AmazonS3Client to loop through batches of S3 files objects

AWS provides the AmazonS3Client class, which is part of the AWS Java SDK. This class can be used to interact with files in S3.

An important feature to note of the AmazonS3Client is that it limits results to batches of 1000. If you have less than 1000 files, then all is good. You can use amazonS3Client.listObjects(bucketName); and it will provide all the objects in a bucket.

But if the bucket contains more than 1000 files, you will need to loop through the files in batches. This is not entirely obvious and can cause you to miss files (as I certainly did)!

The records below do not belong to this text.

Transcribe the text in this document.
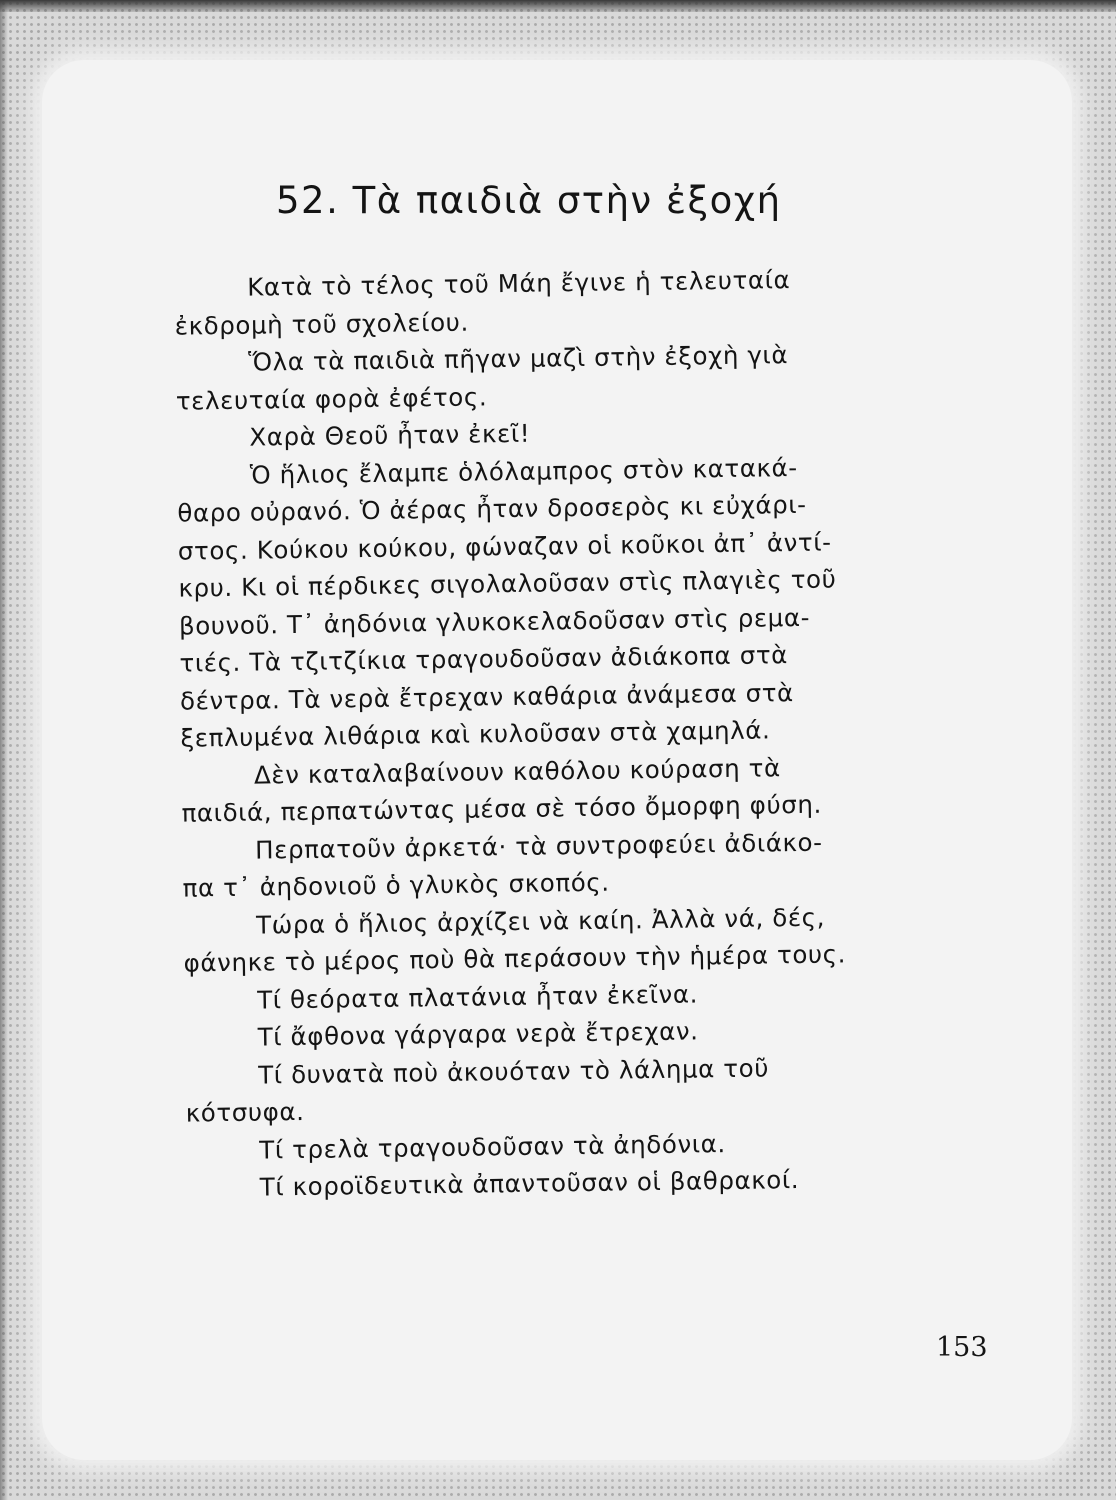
52. Τὰ παιδιὰ στὴν ἐξοχή
Κατὰ τὸ τέλος τοῦ Μάη ἔγινε ἡ τελευταία
ἐκδρομὴ τοῦ σχολείου.
Ὅλα τὰ παιδιὰ πῆγαν μαζὶ στὴν ἐξοχὴ γιὰ
τελευταία φορὰ ἐφέτος.
Χαρὰ Θεοῦ ἦταν ἐκεῖ!
Ὁ ἥλιος ἔλαμπε ὁλόλαμπρος στὸν κατακά-
θαρο οὐρανό. Ὁ ἀέρας ἦταν δροσερὸς κι εὐχάρι-
στος. Κούκου κούκου, φώναζαν οἱ κοῦκοι ἀπ᾽ ἀντί-
κρυ. Κι οἱ πέρδικες σιγολαλοῦσαν στὶς πλαγιὲς τοῦ
βουνοῦ. Τ᾽ ἀηδόνια γλυκοκελαδοῦσαν στὶς ρεμα-
τιές. Τὰ τζιτζίκια τραγουδοῦσαν ἀδιάκοπα στὰ
δέντρα. Τὰ νερὰ ἔτρεχαν καθάρια ἀνάμεσα στὰ
ξεπλυμένα λιθάρια καὶ κυλοῦσαν στὰ χαμηλά.
Δὲν καταλαβαίνουν καθόλου κούραση τὰ
παιδιά, περπατώντας μέσα σὲ τόσο ὄμορφη φύση.
Περπατοῦν ἀρκετά· τὰ συντροφεύει ἀδιάκο-
πα τ᾽ ἀηδονιοῦ ὁ γλυκὸς σκοπός.
Τώρα ὁ ἥλιος ἀρχίζει νὰ καίη. Ἀλλὰ νά, δές,
φάνηκε τὸ μέρος ποὺ θὰ περάσουν τὴν ἡμέρα τους.
Τί θεόρατα πλατάνια ἦταν ἐκεῖνα.
Τί ἄφθονα γάργαρα νερὰ ἔτρεχαν.
Τί δυνατὰ ποὺ ἀκουόταν τὸ λάλημα τοῦ
κότσυφα.
Τί τρελὰ τραγουδοῦσαν τὰ ἀηδόνια.
Τί κοροϊδευτικὰ ἀπαντοῦσαν οἱ βαθρακοί.
153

To get started, you would initiate AmazonS3Client like so:

AmazonS3Client amazonS3Client = new AmazonS3Client(new BasicAWSCredentials(KEY, SECRET));

The approach I like to take is to first loop through and collect all the files up front like so:

ObjectListing objectListing = amazonS3Client.listObjects(bucketName);
List<S3ObjectSummary> s3ObjectSummaries = objectListing.getObjectSummaries();
while (objectListing.isTruncated()) 
{
   objectListing = amazonS3Client.listNextBatchOfObjects (objectListing);
   s3ObjectSummaries.addAll (objectListing.getObjectSummaries());
}

Note: if memory is a concern or you have an unlimited number of files, you can simply modify the approach to do whatever you need to with each file as you fetch it in batches from the API, instead of collecting them up front.

If you first collected them in a List up front, you can then loop through each file like so:

for(S3ObjectSummary s3ObjectSummary : s3ObjectSummaries)
{
	String s3ObjectKey = s3ObjectSummary.getKey();
	//Do whatever with s3ObjectSummary